We don’t know about you, but we’re totally digging salads now that the weather has gone from, “Are you there sun?” to, “HELLOOOOO SUMMER!!!”.
We have fallen head over heels with this Radish, Sugar Snap Pea & Feta Salad inspired by Melissa Clark @nytcooking. We’ve just gone ahead and added some hazelnuts for extra crunch and yum factor, and we use our ‘house balsamic’ which is a good base for any veggie side.

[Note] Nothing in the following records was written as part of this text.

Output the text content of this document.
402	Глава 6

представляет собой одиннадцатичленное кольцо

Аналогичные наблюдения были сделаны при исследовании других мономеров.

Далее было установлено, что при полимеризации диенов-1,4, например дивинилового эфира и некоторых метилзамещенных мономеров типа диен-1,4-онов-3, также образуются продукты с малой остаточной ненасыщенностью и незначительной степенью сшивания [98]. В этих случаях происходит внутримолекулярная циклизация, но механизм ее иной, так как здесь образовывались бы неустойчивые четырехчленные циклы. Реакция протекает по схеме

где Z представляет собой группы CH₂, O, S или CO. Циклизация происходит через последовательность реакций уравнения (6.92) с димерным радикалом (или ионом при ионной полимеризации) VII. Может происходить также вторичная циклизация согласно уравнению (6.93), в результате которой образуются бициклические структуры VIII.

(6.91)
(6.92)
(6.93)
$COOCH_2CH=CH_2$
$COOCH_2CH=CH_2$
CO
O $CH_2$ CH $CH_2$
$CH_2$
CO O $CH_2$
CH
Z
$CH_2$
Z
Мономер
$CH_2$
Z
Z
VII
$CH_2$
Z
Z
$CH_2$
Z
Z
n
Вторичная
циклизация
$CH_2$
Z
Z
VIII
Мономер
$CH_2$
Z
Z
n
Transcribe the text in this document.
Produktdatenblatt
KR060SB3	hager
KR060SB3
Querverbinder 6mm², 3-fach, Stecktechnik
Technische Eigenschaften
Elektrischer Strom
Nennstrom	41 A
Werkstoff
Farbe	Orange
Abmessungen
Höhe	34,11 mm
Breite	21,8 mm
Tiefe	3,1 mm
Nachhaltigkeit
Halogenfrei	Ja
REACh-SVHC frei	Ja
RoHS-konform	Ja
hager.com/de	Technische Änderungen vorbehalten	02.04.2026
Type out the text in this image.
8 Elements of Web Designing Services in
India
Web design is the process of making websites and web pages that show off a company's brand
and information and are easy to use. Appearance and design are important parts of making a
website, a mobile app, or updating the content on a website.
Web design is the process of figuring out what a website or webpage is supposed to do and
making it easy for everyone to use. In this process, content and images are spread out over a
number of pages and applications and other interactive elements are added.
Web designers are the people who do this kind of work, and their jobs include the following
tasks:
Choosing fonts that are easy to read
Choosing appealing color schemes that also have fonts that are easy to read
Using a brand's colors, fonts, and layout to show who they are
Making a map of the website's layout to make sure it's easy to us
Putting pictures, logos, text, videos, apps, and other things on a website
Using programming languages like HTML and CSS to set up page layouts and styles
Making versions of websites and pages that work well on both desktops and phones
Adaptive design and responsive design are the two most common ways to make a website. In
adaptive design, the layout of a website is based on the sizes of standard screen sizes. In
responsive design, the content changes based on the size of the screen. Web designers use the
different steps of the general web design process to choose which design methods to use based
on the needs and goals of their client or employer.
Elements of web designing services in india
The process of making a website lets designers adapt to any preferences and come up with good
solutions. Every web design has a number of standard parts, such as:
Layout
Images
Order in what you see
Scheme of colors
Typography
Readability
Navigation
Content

We’re not entirely sure whether it’s the slightly salty feta, the crunch of the hazelnuts or the fresh mint that has us making this on repeat, but whatever it is, you need to get on board!
Ingredients for 4 servings.
1 bunch (about 8-10) radishes, sliced
1 large handful sugar snap peas, sliced on the diagonal
3/4 cup (150 g) feta cheese, crumbled
15 - 20 mint leaves, torn
1/4 cup toasted hazelnuts, roughly chopped
For the white balsamic vinaigrette:
3 tablespoons (45 ml) white balsamic vinegar
1 tablespoon dijon mustard
1 smashed clove fresh garlic or a pinch of garlic powder
2 tablespoons (30 ml) extra virgin olive oil
3 tablespoons (45 ml) grape seed oil
1/2 teaspoon kosher salt
1/4 teaspoon pepper, freshly ground
1/4 teaspoon honey
Combine the radishes, sugar snap peas, feta and mint leaves in a bowl.
Combine the vinaigrette ingredients in a jar with a tight fitting lid and shake it like a polaroid until it emulsifies.
Dress the salad with the vinaigrette, scatter over the hazelnuts, and serve with your favorite crusty loaf and…you guessed it, a chilled glass of rosé would round this off nicely!